Alabama PD Enlists Pastors' Help to Fight Crime

June 4, 2013
A new Montgomery Police Department initiative enlists the help of clergy in crime-fighting.

Area ministers seem to agree in principle with the idea of a new Montgomery Police Department initiative to enlist the help of clergy in crime-fighting.

The idea is to get pastors into the streets, reaching out to people who never set foot in church in hopes of reducing the violence that has been plaguing Montgomery.

The Rev. Claude Schuford, pastor of Mount Zion AME Zion Church on West Jeff Davis Avenue, said he has responded to crime scenes before, so that is nothing new to him.

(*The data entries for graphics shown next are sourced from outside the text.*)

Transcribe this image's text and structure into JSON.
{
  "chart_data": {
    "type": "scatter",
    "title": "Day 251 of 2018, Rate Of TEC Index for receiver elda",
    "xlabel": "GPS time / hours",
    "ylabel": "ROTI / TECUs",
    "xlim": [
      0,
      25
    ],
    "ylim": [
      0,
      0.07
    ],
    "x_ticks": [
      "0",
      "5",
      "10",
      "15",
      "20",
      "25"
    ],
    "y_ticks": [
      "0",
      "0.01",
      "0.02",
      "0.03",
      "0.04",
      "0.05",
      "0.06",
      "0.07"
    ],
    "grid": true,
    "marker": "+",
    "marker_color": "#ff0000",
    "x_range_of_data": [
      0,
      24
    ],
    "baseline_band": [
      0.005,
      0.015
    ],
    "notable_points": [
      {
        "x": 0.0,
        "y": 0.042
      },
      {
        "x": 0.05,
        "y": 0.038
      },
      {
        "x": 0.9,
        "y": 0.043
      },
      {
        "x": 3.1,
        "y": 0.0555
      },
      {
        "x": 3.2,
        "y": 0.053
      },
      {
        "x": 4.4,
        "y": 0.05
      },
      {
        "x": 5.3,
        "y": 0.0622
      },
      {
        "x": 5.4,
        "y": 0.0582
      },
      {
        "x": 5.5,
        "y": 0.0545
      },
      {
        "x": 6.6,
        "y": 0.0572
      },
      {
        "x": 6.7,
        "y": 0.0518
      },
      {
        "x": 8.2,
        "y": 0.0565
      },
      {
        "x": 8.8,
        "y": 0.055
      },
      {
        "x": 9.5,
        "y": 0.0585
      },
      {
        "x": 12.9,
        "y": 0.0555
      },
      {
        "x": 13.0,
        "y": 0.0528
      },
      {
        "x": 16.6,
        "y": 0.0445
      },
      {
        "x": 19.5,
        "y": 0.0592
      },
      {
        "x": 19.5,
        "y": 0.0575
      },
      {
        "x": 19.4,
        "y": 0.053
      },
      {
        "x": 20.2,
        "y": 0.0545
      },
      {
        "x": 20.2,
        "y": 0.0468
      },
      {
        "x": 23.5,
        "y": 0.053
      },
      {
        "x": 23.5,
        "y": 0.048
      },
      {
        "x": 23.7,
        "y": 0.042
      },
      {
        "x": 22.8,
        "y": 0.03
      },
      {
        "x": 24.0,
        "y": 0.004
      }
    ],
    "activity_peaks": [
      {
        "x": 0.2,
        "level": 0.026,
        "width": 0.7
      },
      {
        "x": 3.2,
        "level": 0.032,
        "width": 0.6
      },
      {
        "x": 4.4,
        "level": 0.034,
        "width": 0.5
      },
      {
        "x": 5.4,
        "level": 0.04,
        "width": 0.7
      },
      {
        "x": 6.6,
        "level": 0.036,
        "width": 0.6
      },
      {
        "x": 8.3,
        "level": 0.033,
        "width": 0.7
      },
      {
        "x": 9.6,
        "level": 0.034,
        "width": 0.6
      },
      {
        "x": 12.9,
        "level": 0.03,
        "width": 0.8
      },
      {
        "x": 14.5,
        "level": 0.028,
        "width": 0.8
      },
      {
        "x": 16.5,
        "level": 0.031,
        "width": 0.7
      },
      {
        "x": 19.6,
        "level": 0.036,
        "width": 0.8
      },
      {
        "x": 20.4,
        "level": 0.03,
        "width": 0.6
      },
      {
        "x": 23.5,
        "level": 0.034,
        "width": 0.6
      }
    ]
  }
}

"It's a good concept. People are people, and if they are hurting, the church is going to respond," Schuford said, adding that he did not yet know much about the initiative.

He and other pastors will get a chance to find out more about it at 6:30 p.m. Thursday, when police will present their plan during a meeting at the Gateway Park Lodge.

Through Operation Good Shepherd, participating clergy members will attend four training sessions, a patrol ride-along and a graduation.

After completing the training, pastors will hit the streets, responding to crime scenes with police.

The initiative is modeled after one in Dayton, Ohio, called Police and Clergy Together.

Schuford said he would attend the meeting and find out what exactly the initiative entails.

Eric Thornton, pulpit minister at Holt Street Church of Christ, said he also would attend the meeting and said that he supports the idea of the initiative.

"I'm always for something that is going to be beneficial to the community," Thornton said.

Earnest Blackshear, a psychology professor at Alabama State University, will be helping the police department train the clergy members.

Blackshear said he will help the pastors better understand the mindset of the people involved in much of the city's crime.

"I'll be training clergy in the code of the streets," he said.

He will talk to the pastors about children growing up with no moral code and caring nothing about their future or anything else.

"These individuals have a very nihilistic attitude in life," he said.

Blackshear will cover the psychological approach to people living in those situations, while the MPD will teach the clergy about police techniques.

Clergy members do not have to look far for an example of someone who went out of his way to help those who needed it most, Blackshear said.

"Jesus was an excellent model for going out and feeding the hungry," Blackshear said.